New subject: Privacy commercial value and what I perceive as a pitfall

10 Sep 2011


      Dear all,
We've talked several times about resource and value, and there has emerged a
clear divide between some who see the valuable resources at stake in this as
programmer time and IT resource, and my view that the valuable resource we
have is our editors' time and patience. Mostly I've expressed that in terms
of throttling spam - we don't know how many surveys and how much overlap in
surveys our editors will accept before they dis-enable Email, add research
survey sites to the spam filter or start blocking researchers even if we've
authorised them. In my view nobody wins if we wait until "the tragedy of the
commons" has struck and all researchers have permanently lost access to a
large proportion of our editors.
But there is another aspect where I think we may have been talking at cross
purposes, and that's in our perception of the commercial value of research
access to our community, and the motives of the researchers who have
approached us. Wikimedia is a long established top ten website and one of
the most famous examples of crowd sourcing and online communities. Most of
the other successful websites wouldn't dream of allowing a competitor or
potential competitor to conduct such research on their community - major
websites are worth billions, so an insight from research on another
community  could be incredibly valuable. Our position is different, we are
open to the re-use of our data for commercial purposes per CC-by-SA and a
permissive approach to research as compatible with that.  I haven't asked
what commercial sponsors if any have funded the work of the various
researchers who approach us, and I'd be happy for that to continue, provided
we keep three safeguards:
I Open licensing. Anyone who wants to broadcast research surveys to our
editing community needs to agree that the anonymised results of those
surveys will be available under cc-by-sa, and not just a statistical digest
but the actual dataset so that variables can be cross tabbed.  But I can
live with the researcher(s) also having a copy of the data under a different
copyright if they are narrowcasting to a small group of editors rather than
broadcasting to a large group.
II Timeliness. The cc-by-sa anonymised dataset needs to be published pretty
much as soon as it could be, and not kept back until after the researcher
has published their analysis of it.
III Transparency. The nightmare scenario to me would be if a top thousand
website or aspirant:
1. Sponsors some Academics to do research in an area where they are
   having difficulty or want to improve their own online community.

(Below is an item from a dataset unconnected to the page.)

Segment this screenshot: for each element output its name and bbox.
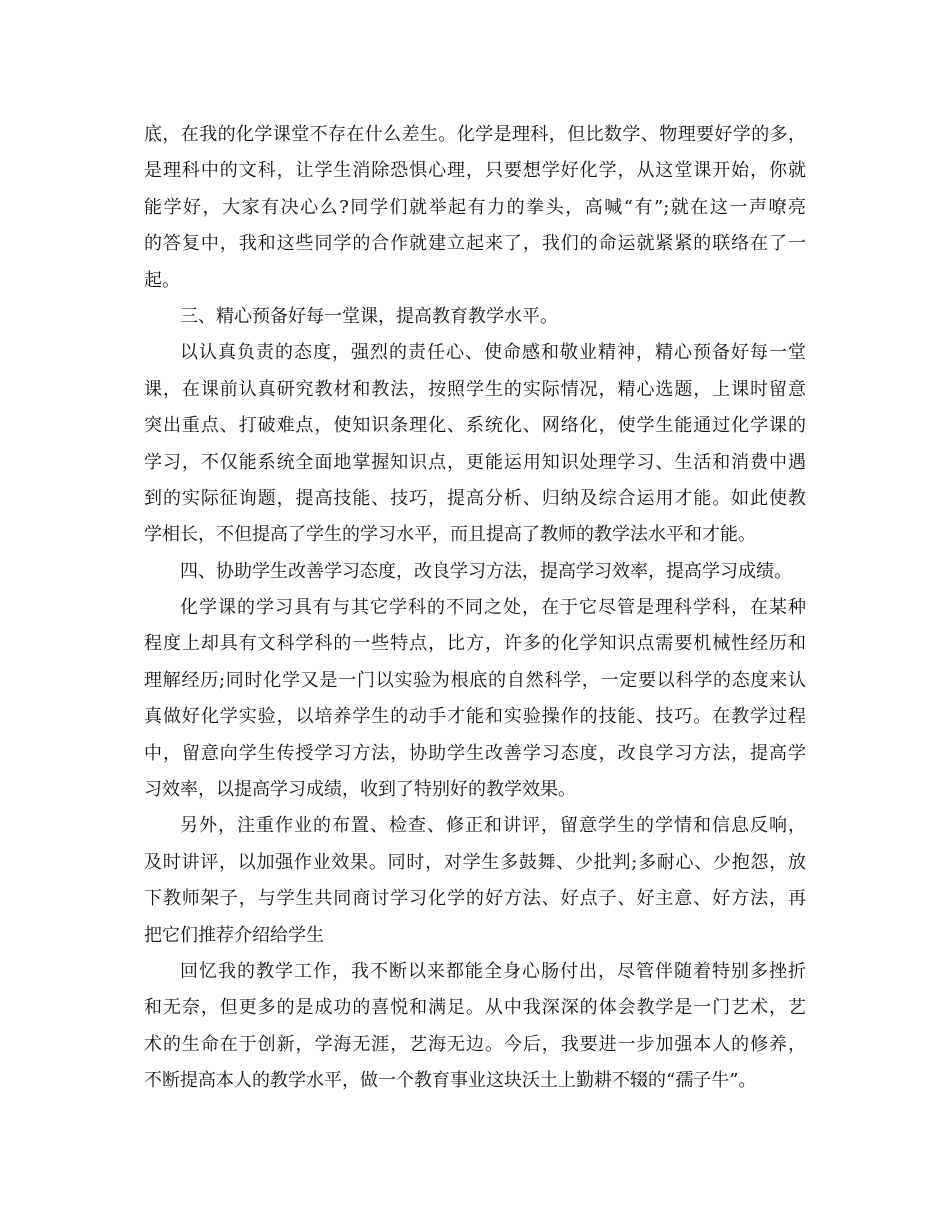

   2. Sponsors Wikimedia (most of our money comes from individuals, but
   sometimes a company gives us a few thousand dollars)
   3. Their sponsored researcher has private discussions with some or all of
   us, and gets dispensation not to release part or all of the data they
   collect in a way that would enable their sponsor's competitors to get the
   same benefit of it.
   4. Either they attribute part of their subsequent turnaround to "insights
   achieved via research sponsored on Wikimedia", or someone independently
   links the three previous points and accuses the WMF of selling research
   access to its editorship, and selling it cheaply.
So far the only argument I've seen for confidentiality is that researchers
don't want the data subjects to have a preview of the questions as that
could skew the results. I'd accept that as reasonable, if a bit tenuous -
the chance of there being a significant overlap between this list and any
conceivable research sample is low. But it could be resolved by holding the
discussion on an Email thread that doesn't get posted until after the
surveys are posted.
Regards
WSC